『かなり長い間クラシックをメインに音楽をきいてきて、ちょっと振り返ってみたくなりました。レコード棚を眺めて思い出のレコードやCDのことを書いていきます』

 

第一回はイーゴリ・マルケヴィッチがフィルハーモニア管弦楽団を振った、ストラヴィンスキーの「春の祭典」のレコードを取り上げます。東芝音楽工業から”出ていたセラフィム名曲シリーズ”の中の1枚です。

・レコード番号:AA-5039

 

「春の祭典」を初めて聴いたのがこのレコードでした。衝撃的でした。当時ハード・ロックやプログレッシブ・ロックなども聴いていたので、大抵の音響であれば耐性は出来ていたはずですが、このレコードで聴いた凄まじいまでに荒々しい音響は全く未経験の世界でした。

 

ブーレーズがこの曲の緻密な作曲構造を解き明かし、自らも指揮をしたレコードを発表するまでこの曲はフォービズム(野獣派)の音楽と見なされていました。このレコードの解説にも”・・・打楽器群による効果とダイナミックなリズムは残酷味を生々しく表して・・・”の表現があります。

 

指揮者のマルケヴィッチさんは、”ミスター春祭”といわれて色々なオーケストラに呼ばれてこの曲を演奏しているオーソリティ的な指揮者でした。

 

改めてレコードを聞いてみました。まず驚いたのは1959年の録音の音の良さ。もちろん現在のデジタル録音のように各楽器の音が鮮明に録られているという風にはいきませんが、全然古さを感じさせない音が聴けます。調べてみるとビートルズで有名なアビー・ロードスタジオでの録音でした。

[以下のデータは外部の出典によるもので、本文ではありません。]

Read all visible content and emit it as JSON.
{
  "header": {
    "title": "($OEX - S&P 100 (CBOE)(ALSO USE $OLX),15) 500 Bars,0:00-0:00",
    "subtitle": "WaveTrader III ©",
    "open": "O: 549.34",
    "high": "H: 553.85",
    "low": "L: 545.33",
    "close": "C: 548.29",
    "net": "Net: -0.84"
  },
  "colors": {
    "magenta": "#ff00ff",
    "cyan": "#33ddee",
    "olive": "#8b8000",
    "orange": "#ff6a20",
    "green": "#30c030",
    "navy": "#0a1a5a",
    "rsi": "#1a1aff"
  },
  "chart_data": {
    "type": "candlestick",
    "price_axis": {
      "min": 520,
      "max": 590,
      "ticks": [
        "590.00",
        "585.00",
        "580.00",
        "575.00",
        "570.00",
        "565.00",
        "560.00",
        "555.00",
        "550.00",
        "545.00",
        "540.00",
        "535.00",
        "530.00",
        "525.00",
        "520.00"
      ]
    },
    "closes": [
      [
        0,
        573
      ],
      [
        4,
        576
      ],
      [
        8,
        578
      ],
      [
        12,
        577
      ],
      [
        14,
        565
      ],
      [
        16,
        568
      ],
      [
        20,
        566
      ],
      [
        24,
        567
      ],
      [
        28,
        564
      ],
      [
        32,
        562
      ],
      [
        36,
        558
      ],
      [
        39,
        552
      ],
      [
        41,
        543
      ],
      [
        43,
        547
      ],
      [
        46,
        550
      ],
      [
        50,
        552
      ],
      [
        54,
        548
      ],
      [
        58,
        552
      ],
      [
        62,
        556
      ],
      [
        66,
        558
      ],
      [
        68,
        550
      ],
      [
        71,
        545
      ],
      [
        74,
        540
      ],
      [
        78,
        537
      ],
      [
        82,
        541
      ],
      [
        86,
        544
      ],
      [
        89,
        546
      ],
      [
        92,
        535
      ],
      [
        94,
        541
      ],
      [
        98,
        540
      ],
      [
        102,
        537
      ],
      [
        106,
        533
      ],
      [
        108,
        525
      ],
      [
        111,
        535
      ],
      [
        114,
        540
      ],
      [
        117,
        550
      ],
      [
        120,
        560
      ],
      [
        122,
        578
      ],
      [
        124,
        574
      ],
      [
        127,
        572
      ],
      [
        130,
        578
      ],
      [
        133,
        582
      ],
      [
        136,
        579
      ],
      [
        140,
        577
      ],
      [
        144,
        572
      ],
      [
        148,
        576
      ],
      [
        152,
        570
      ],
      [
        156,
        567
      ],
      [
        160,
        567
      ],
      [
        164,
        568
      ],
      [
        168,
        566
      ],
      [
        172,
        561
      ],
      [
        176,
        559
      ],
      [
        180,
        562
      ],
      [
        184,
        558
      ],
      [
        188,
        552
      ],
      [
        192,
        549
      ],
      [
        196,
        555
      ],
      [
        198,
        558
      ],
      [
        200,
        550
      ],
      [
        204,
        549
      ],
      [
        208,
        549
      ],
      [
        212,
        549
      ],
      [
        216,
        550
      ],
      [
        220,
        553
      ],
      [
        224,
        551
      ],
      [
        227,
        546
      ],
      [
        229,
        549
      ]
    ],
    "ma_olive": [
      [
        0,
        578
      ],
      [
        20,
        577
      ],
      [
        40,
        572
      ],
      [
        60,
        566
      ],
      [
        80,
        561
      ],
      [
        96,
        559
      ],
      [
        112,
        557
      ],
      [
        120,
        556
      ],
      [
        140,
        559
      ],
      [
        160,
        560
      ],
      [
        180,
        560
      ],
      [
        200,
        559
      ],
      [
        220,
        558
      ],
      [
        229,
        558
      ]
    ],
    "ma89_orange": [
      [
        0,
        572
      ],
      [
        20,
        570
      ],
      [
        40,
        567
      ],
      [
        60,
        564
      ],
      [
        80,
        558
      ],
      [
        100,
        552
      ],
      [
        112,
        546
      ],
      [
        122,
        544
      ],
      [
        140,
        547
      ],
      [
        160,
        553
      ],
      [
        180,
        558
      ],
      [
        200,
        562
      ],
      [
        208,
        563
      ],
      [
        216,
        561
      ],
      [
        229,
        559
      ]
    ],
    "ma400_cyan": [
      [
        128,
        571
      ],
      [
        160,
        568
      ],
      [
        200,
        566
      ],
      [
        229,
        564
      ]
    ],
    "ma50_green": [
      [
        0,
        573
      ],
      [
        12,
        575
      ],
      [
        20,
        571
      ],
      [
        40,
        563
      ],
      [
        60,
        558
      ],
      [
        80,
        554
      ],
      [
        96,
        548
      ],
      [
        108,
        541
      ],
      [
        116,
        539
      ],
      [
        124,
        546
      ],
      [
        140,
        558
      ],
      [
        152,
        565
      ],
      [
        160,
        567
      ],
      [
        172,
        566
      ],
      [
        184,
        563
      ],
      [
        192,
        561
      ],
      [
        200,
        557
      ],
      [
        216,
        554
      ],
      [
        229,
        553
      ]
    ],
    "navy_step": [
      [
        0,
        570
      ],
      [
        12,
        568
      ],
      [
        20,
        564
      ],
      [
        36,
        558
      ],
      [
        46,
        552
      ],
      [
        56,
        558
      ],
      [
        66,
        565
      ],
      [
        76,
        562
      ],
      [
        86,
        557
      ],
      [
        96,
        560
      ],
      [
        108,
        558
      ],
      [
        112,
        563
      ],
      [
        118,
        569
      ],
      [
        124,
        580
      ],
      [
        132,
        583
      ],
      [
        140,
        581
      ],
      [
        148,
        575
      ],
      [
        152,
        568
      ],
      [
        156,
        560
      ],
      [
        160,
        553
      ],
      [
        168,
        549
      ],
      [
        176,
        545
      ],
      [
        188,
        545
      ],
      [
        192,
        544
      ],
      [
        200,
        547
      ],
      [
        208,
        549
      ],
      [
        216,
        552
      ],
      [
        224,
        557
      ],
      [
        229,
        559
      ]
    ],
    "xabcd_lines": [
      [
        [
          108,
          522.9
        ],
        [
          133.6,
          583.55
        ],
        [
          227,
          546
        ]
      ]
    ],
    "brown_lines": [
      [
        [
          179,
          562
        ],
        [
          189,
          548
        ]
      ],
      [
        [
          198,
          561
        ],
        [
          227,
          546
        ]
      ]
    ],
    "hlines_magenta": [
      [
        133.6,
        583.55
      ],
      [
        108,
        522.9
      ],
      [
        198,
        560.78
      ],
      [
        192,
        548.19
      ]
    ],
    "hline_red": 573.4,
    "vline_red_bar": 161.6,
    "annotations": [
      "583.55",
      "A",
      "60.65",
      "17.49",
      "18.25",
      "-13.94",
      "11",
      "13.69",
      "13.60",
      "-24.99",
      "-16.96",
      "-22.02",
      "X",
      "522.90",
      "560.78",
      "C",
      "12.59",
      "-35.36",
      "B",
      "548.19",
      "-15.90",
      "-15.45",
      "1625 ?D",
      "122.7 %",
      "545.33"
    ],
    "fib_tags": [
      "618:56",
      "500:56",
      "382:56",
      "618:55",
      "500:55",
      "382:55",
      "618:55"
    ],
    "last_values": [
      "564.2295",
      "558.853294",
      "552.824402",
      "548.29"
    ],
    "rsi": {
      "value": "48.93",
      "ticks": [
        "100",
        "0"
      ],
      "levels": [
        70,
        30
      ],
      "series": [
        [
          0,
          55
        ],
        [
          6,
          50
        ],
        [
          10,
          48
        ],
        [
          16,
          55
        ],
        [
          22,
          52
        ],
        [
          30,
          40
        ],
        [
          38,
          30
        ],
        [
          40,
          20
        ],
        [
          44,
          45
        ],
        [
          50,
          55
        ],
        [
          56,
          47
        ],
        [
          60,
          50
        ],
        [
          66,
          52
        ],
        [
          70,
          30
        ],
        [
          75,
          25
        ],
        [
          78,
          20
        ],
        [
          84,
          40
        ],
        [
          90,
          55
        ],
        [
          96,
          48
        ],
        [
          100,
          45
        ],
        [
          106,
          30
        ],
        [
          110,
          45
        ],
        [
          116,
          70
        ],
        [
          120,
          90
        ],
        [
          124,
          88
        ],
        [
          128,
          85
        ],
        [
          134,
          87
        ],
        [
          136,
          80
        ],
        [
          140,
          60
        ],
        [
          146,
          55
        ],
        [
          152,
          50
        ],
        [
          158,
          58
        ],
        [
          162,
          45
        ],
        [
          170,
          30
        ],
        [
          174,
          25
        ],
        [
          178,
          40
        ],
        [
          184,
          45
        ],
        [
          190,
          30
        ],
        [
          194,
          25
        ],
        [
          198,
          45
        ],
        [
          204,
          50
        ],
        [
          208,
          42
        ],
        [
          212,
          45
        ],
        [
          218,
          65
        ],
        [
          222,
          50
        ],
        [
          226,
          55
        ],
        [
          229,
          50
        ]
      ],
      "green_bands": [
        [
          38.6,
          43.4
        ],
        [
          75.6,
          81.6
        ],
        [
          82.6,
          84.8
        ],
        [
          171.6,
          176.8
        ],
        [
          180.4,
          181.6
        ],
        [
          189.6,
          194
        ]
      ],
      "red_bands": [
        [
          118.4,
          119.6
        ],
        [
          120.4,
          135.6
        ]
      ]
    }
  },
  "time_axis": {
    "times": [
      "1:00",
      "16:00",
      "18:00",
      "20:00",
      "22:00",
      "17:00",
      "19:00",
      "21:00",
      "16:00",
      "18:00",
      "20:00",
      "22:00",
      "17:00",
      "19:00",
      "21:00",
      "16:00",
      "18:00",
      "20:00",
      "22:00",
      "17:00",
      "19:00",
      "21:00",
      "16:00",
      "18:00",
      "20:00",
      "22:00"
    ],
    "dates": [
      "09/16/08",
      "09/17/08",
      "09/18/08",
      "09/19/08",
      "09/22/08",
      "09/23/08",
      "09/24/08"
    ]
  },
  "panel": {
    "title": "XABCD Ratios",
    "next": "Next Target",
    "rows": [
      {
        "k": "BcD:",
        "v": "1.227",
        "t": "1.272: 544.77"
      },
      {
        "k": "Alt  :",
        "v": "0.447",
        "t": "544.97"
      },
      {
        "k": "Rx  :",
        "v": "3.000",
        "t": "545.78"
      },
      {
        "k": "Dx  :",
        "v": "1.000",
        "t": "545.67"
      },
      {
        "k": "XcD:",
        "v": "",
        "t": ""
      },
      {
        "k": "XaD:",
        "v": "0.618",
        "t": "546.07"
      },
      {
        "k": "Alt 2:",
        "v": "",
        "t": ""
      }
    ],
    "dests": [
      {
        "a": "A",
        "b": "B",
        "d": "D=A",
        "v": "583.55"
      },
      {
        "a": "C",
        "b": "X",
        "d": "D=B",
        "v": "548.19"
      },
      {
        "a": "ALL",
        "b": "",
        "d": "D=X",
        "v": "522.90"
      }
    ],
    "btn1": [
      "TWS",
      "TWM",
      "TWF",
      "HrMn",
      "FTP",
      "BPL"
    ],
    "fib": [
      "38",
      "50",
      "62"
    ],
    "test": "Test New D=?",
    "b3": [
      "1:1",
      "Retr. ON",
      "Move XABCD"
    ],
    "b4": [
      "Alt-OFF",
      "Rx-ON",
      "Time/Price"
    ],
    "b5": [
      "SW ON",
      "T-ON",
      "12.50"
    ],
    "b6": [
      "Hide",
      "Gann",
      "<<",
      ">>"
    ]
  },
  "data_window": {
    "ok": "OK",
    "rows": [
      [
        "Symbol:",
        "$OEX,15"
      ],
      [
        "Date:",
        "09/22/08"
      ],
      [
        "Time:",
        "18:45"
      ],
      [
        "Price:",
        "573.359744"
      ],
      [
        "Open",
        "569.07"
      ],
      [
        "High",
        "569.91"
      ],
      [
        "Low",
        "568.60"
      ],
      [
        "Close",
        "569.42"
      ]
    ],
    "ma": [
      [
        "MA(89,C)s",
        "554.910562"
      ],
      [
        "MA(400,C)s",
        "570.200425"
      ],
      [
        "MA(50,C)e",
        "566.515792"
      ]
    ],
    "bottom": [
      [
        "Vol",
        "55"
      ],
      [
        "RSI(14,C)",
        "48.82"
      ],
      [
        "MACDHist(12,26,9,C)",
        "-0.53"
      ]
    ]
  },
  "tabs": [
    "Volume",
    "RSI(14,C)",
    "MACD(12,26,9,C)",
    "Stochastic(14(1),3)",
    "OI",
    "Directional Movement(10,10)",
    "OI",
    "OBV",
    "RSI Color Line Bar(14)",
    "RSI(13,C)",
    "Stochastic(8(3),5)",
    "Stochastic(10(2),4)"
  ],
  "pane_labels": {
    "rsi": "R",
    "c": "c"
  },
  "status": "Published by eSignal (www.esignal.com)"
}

演奏は、速めのテンポ、とにかく打楽器のバランスを無視したような鳴らし方、個々の楽器の響きよりもマッシブな響きが特徴です。もちろんこれは録音処理の影響もあるかと思いますが、最終的にマルケヴィッチが承認している訳です。

 

これを聴いて手に汗握っていた時代が懐かしく思い出されました。

 

この録音を聴ける動画がありましたので参考までに載せておきます。

 

また、別のレコードでお会いしましょう。